On Being Lolita: My Frilly Beginning

On Being Lolita: My Frilly Beginning

Inspired by some of the thoughts from my previous post, I decided to reminisce a bit. I’ve been wearing lolita since 2006, which sometimes seems like a long time and sometimes seems like a very, very short time!

I’d know about lolita fashion before then, but hadn’t paid too much attention. I wasn’t very aware of sweet lolita, only the more gothic or punk styles which aren’t really to my taste. Then I became interested in Pullip dolls and purchased one who wore shirololi. When she arrived and I saw all the cute little details, I knew that’s what I wanted to wear, too. I started to plot immediately.

I joined EGL on LiveJournal right away and tried to compile as much information as possible. I browsed the websites of lolita fashion brands; it was the reason I installed Japanese text support–so I would see characters instead of boxes or random symbols. I studied discussions, although I was too nervous to participate. I actually took notes on some things, such as lace types or abbreviations. It’s funny to think back on how focused and serious I was! I fretted about my hair, my finances, and more things. I started typing differently after being ridiculed for a stupid but mostly harmless habit of adding extra syllables at the end of sentences for emphasis. (Didn’t stop me from abusing the tilde, though~!)

This was my very first picture! I had just gotten all items for my outfit, and I insisted on putting it on right away and forced my father to take some pictures of me outside. I still remember how excited I was!

I attended my first meetup without any proper clothes, because I wanted to meet other lolita in person. I was not disappointed in the least! One girl (who was later my roommate for several years) arrived in full regalia, and I was fascinated. She was perfectly coordinated, wearing everything I wanted to own, and didn’t mistreat me for being awestruck. She wasn’t even taken aback when I asked awkwardly if I could touch the lace on her blouse. (I still remember thinking, “WOOOOOOOOOW, this is what they mean by good lace!”)

My first items were purchased shortly afterward. I bought a custom dress from In the Starlight. Sadly they closed in late 2009, but for many years In the Starlight was a go-to for custom-made lolita clothing. They probably provided petticoats and bloomers to hundreds if not thousands of girls! My first dress was of my own design, with a built-in petticoat and detachable sleeves. I wanted something that would be versatile as possible. I didn’t commission my item from In the Starlight because it was any cheaper, I did it because at the time I thought (based on measurements) that lolita brand clothing would be too big for me. I didn’t realize the versatility of sizing until a little bit later!

Once the dress and hair accessory were in hand, I commissioned some socks from another lolita seamstress–then I set out on a hunt for white shoes. My grandmother was kind enough to not only help me hunt out white shoes for tiny feet that didn’t look like toddler shoes, but also to pay for them once we found a pair at a dusty shoe store in a neighboring town! I found a white child’s umbrella with a ruffled edge to complete my look and felt very satisfied.

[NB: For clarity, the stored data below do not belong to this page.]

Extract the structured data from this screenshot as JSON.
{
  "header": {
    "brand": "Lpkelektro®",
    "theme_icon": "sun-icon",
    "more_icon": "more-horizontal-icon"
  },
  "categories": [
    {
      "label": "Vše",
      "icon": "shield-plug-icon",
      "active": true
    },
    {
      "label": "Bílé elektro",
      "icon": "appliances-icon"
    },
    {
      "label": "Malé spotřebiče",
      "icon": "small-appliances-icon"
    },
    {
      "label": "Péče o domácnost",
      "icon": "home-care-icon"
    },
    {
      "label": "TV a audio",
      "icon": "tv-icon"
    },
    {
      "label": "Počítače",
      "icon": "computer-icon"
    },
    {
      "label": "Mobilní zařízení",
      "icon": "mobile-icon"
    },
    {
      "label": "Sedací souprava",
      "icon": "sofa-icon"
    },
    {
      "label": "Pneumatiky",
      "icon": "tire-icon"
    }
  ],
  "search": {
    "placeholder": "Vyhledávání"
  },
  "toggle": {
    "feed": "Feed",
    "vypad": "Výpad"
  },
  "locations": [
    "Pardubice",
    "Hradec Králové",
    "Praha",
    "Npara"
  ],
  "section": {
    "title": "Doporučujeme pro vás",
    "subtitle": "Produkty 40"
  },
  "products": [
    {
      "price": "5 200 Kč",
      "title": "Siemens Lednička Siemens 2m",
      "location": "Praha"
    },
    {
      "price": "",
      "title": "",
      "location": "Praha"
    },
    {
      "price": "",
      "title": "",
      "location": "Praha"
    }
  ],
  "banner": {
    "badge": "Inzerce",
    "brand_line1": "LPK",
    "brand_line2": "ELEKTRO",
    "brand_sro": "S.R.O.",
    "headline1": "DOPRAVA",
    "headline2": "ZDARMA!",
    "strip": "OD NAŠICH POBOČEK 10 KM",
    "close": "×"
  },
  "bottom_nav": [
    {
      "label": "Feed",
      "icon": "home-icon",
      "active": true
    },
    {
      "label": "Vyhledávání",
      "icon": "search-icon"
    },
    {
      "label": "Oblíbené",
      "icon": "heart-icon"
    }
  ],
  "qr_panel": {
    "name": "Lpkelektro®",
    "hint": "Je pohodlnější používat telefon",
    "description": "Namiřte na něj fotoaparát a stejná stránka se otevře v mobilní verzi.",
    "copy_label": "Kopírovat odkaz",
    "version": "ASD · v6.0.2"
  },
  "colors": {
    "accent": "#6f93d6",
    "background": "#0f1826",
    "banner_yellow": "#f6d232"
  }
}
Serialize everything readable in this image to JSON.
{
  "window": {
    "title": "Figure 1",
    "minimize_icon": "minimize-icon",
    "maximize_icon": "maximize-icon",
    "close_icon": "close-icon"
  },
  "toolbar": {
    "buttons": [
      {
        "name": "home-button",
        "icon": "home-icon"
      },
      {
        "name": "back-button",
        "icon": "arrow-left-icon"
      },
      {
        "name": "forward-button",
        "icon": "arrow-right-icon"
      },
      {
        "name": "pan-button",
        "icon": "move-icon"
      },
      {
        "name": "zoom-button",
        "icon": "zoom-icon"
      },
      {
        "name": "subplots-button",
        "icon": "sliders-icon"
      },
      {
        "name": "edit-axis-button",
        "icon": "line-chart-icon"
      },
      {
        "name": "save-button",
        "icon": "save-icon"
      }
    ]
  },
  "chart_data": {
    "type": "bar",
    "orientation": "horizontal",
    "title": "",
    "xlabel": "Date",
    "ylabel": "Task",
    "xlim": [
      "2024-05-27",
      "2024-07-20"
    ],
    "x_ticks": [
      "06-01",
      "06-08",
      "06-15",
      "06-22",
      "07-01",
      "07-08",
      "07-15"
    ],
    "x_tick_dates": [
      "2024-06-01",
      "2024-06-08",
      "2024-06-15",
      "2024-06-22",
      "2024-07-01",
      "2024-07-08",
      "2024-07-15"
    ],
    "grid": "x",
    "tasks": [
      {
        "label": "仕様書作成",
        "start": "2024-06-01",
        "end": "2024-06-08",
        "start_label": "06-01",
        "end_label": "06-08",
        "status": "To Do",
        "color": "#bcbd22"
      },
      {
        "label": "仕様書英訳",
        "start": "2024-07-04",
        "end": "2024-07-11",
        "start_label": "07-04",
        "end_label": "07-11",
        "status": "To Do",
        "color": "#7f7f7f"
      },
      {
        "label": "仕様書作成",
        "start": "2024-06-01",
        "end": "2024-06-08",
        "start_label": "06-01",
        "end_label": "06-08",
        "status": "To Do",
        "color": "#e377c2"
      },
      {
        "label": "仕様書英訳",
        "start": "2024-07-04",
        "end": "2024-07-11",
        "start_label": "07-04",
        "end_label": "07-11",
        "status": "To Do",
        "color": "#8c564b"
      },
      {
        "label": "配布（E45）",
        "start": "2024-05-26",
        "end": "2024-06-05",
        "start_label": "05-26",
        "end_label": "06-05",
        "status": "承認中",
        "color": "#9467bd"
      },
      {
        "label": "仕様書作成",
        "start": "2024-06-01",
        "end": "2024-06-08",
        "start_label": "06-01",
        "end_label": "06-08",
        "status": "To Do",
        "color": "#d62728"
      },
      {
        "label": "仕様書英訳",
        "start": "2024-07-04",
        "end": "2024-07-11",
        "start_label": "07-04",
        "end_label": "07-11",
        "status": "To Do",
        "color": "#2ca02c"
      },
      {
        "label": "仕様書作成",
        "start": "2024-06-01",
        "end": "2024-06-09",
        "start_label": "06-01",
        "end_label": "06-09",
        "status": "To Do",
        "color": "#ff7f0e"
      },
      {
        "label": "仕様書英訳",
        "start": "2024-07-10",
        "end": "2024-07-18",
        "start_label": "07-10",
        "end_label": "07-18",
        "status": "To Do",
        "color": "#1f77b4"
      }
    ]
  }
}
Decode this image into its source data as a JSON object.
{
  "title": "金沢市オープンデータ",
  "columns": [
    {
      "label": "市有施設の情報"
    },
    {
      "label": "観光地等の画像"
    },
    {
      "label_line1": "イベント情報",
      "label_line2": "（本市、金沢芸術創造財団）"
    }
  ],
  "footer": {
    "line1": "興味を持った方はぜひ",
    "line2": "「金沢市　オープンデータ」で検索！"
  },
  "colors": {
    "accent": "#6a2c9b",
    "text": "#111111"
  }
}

I had the opportunity to wear the entire outfit both in a parade (where I was mistakenly thought to be the lead singer of a band) and to a meetup soon after my birthday~ It was very exciting!

Same outfit, but this picture was taken at my first meetup. I was always very fond of this particular image–the girl who took it coached my pose.

I only have a few not-great-quality pictures of that outfit, but I think back on it fondly. I no longer have any of those items except the shoes–eventually I stopped wearing them. For a while I had just those items, and I wore everything so often that I really bored myself even though I tried to add variety, but I wasn’t bored until I’d worn it to death for a few years! The detachable sleeves made it really easy to wear in different ways, although I’m sure someone more creative than me could have done even more.

Overall, looking back on old pictures gives me a warm sense of nostalgia. I’ve definitely come a long way, but I really regret or cringe at anything. I’m happy that I can think of the way things started with such fondness~ I can’t even really imagine what my life would be like if I hadn’t started to wear lolita fashion; it would be much different! For something that isn’t earth-shaking, it really has had a significant impact on my life. Someday, when I’m old, I want to be able to look back on this part of my life with a smile and think, “Wow, I had fun wearing those ridiculous clothes!”